In the 2007 year, CGRER awarded five seed grants totaling $148,230.
Optimization of Environmental and Economic Benefits of Corn Harvesting for Biofuel Production Amy Kaleita
Biofuels are seen as economic windfalls for Iowa. While corn-based biofuels currently are made from the corn kernels, methods for converting lignin-containing plant materials (such as corn stalks and leaves) into ethanol are being developed. However, the removal of corn residues from cropland significantly increases the risk of soil erosion — one of several potential environmental costs related to biofuel production. How do biofuel’s immediate economic benefits balance with such long-term environmental costs and the land’s sustainability? Amy Kaleita and James Newman created a numerical model that produced a county-by-county “erosion risk map” that estimates soil loss at different rates of corn residue harvest. This model is available to individual farmers, who can use it to calculate biofuel-related erosion losses on a more detailed level.
The Effect of Harvesting Trees, Shrubs, and Native Grasses on Soil Carbon Sequestration and Greenhouse Gas Flux in Riparian Buffers Designed to Provide Biomass for Biofuel Production
Riparian buffer strip plantings concentrate nitrogen fertilizers and carbon in their living and dead plant parts. Because they sequester more carbon and nitrogen than they release, buffers help control the greenhouse gases carbon dioxide, nitrous oxide, and methane. By supplying carbon to the microbes in the soil ecosystem, riparian buffers stimulate the denitrification process which converts excess nitrogen fertilizer to harmless nitrogen gas. Buffer strip plants are now being considered as a cellulosic biofuel feedstock. This use would increase the frequency of harvesting and accelerate decomposition in the buffers. Such changes may shift the release of harmless nitrogen gases to higher proportions of potent nitrous oxide. Richard Schultz and Thomas Isenhart compared the release of the various forms of nitrogen gas (as well as carbon dioxide and methane) from undisturbed riparian buffer strips with that of harvested sites, and thus assessed the ramifications of biofuel production before such harvests commence.
Inter-Calibration of Global Remotely Sensed Vegetation Measures
Numerical models of vegetation, hydrology, climate and other environmental processes rely in part on data collected by satellites. Data sets of nearly 30 years duration are available, but recent design advances have improved sensors that collect information on the spectral and thermal characteristics of Earth’s surface. Although previous data sets continue to provide valuable long-term records, improving the compatibility of earlier data sets and more recent data collected with the improved sensors would provide more robust analysis of the Earth’s surface features. Marc Linderman, Kate Cowles, and Dale Zimmerman provided such improved compatibility by using current, high-quality satellite data to correct earlier, less reliable data sets. The improved data sets better assess trends in our planet’s vegetational activity, and provide better baseline information for today’s more precise studies of changes in agriculture, land cover, and climate.
Heterogeneous Photochemistry of Atmospheric Aerosol
For nearly a decade, Vicki Grassian and collaborators have been working with heterogeneous atmospheric chemistry — that is, the chemical interplay between atmospheric particles and trace atmospheric gases. She has investigated how these interactions are significant in altering the troposphere’s chemical balances, a feature important to the modeling of changing climate. She and Mark Young extended that research into a new area, incorporating the effects of sunlight and asking the question, “What influence does heterogeneous photochemistry play in atmospheric chemistry?” They looked at organic material of biological origin (e.g. from soil) as well as organic- and nitrate-coated particles, and measured light-induced changes in the particles and key trace gas species, changes that also could be important to climate and climate models.
Observational and Modeling Studies of Rainfall Interception by Corn Plants
Numerical models are continuing to increase our scientific understanding of the hydrological cycle. However, variations in the Earth’s surface cover and other variables continue to confound measurements and models.
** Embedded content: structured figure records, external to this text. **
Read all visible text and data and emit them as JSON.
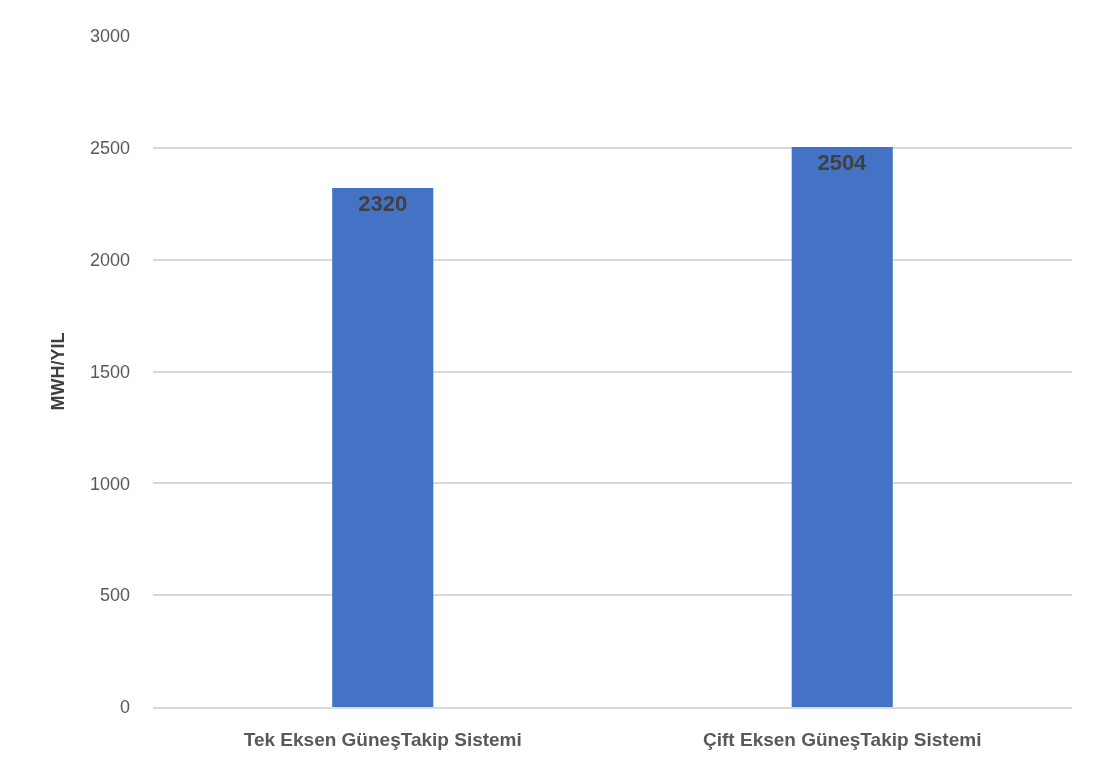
{
  "chart_data": {
    "type": "bar",
    "categories": [
      "Tek Eksen GüneşTakip Sistemi",
      "Çift Eksen GüneşTakip Sistemi"
    ],
    "values": [
      2320,
      2504
    ],
    "color": "#4472c4",
    "ylabel": "MWH/YIL",
    "ylim": [
      0,
      3000
    ],
    "yticks": [
      0,
      500,
      1000,
      1500,
      2000,
      2500,
      3000
    ],
    "grid": "y",
    "data_labels": true
  }
}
Witold Krajewskiaddressed one such variable: interception of rainfall by corn, a process that is not well understood. Corn provides significant storage for water when integrated over Iowa’s vast fields of rowcrops. This storage modifies rainfall-runoff processes and the exchange of water mass and energy between land surface processes and the atmosphere through evaporation. The project studied the interception of rainfall by corn plants using in-house developed sensor systems. The grant funded the development of the observational system and demonstrated its usefulness in the field — efforts that are necessary prerequisites to subsequent field-sampling experiments and the development of mathematical models of the rainfall interception process.